Pode-se ler a carta de cima abaixo, detalhadamente, e não se


achará vestígios de nenhuma consciência de supremacia;
simplesmente, o desejo fervoroso de um santo bispo de que se
restabelecesse a paz na turbulenta igreja coríntia. Clemente
ensina, admoesta, exorta; o que nunca faz é ordenar nem
apelar à sua investidura como argumento.

Notas

[1] O episcopado monárquico não aparece em nenhum lado nos 65


capítulos de 1 Clemente, um facto indiscutível e cuidadosamente
notado pelos eruditos católicos. Quando esta realidade se confronta
com os ensinos de Inácio (m. 107) que supõem um episcopado
monárquico, parece o mais razoável concluir que existia
heterogeneidade na organização eclesiástica da Igreja
primitiva. Com o tempo (já na segunda metade do século II)
prevaleceu a organização reflectida nas cartas de Inácio e não a
pressuposta em I Clemente.

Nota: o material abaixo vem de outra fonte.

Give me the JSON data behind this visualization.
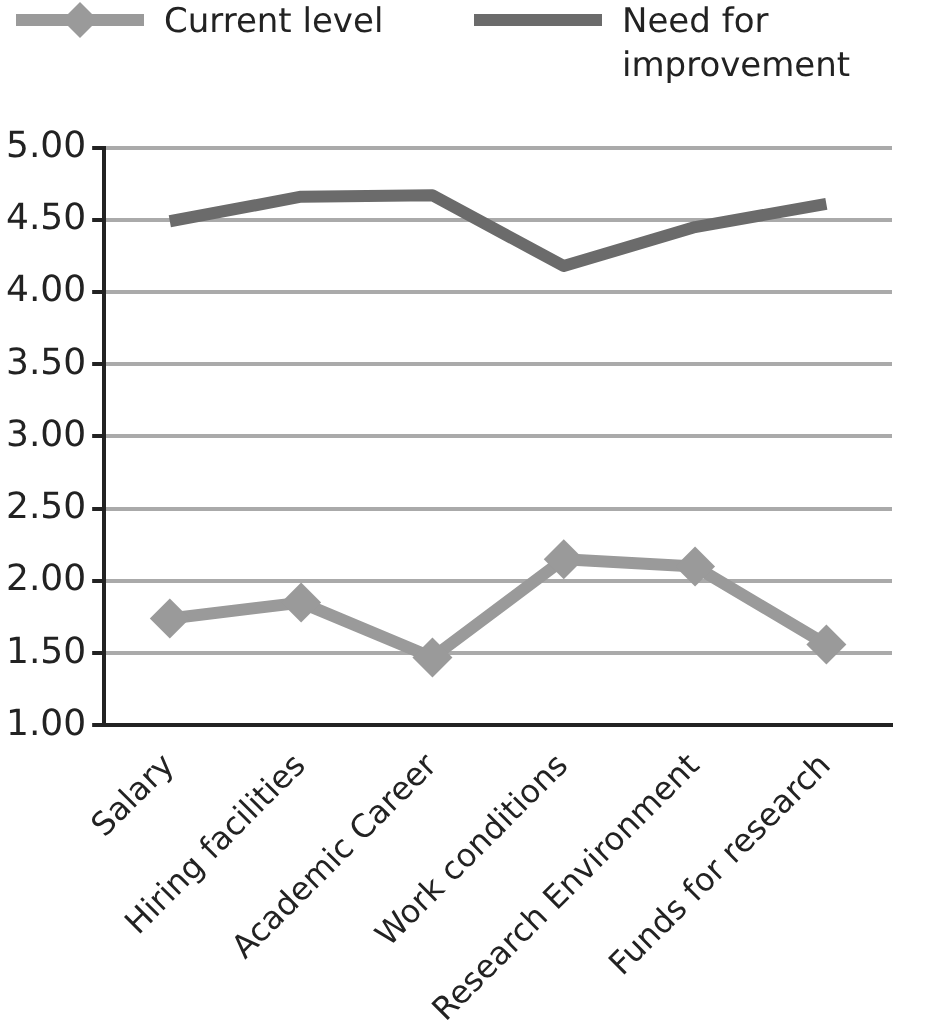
{
  "chart_data": {
    "type": "line",
    "categories": [
      "Salary",
      "Hiring facilities",
      "Academic Career",
      "Work conditions",
      "Research Environment",
      "Funds for research"
    ],
    "series": [
      {
        "name": "Current level",
        "color": "#9a9a9a",
        "marker": "diamond",
        "values": [
          1.74,
          1.85,
          1.47,
          2.15,
          2.1,
          1.56
        ]
      },
      {
        "name": "Need for improvement",
        "color": "#6b6b6b",
        "marker": "none",
        "values": [
          4.49,
          4.66,
          4.67,
          4.18,
          4.45,
          4.61
        ]
      }
    ],
    "ylim": [
      1,
      5
    ],
    "yticks": [
      {
        "value": 1,
        "label": "1.00"
      },
      {
        "value": 1.5,
        "label": "1.50"
      },
      {
        "value": 2,
        "label": "2.00"
      },
      {
        "value": 2.5,
        "label": "2.50"
      },
      {
        "value": 3,
        "label": "3.00"
      },
      {
        "value": 3.5,
        "label": "3.50"
      },
      {
        "value": 4,
        "label": "4.00"
      },
      {
        "value": 4.5,
        "label": "4.50"
      },
      {
        "value": 5,
        "label": "5.00"
      }
    ],
    "grid": "y",
    "legend": "top",
    "line_style": "solid"
  }
}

Esta conclusão, desde logo, não fortalece
a hipótese de um primado de autoridade jurisdicional e doutrinal da
Igreja de Roma no século I.

[2] A Igreja de Roma ensina que o papa não perde a sua autoridade
por ser simoníaco, nepotista ou moralmente dissoluto. Nisto se vê
que não "obedecem" a Clemente.

[3] Quando fala da "vossa carta" indica, a dos Romanos, escrita por
meio do seu bispo Sotero. É um agradecimento à comunidade de
Roma no seu conjunto, não ao seu bispo em particular.
[4] Por que interveio então a Igreja de Roma e não a de Éfeso ou a
de Tessalónica ou qualquer das igrejas muito mais próximas de
Corinto que Roma?

Ao carecer a Igreja primitiva da organização hierárquica que mais


tarde se impôs (para não falar da hierarquia romana medieval), não
estavam delimitadas as jurisdições, de modo que de uma maneira sã
e evangélica, uma igreja podia exortar outra sem violar a inexistente
lei canónica. Não havia nada que o impedisse.

Além disso, se o bispo de Roma tivesse tido numa época tão primitiva
pretensões de papa universal, não resultaria fácil explicar por que
razão, sendo as seitas gnósticas iniciadas na mesmíssima Roma por
Valentim e por Cerdão (antecessor de Marcião) não foram postos no
seu lugar pelos próprios bispos locais (Higino, Pio e Aniceto) mas por
outros como Ireneu, bispo de Lyon, e Justino, que não era bispo
(Eusébio, História Eclesiástica IV, 11).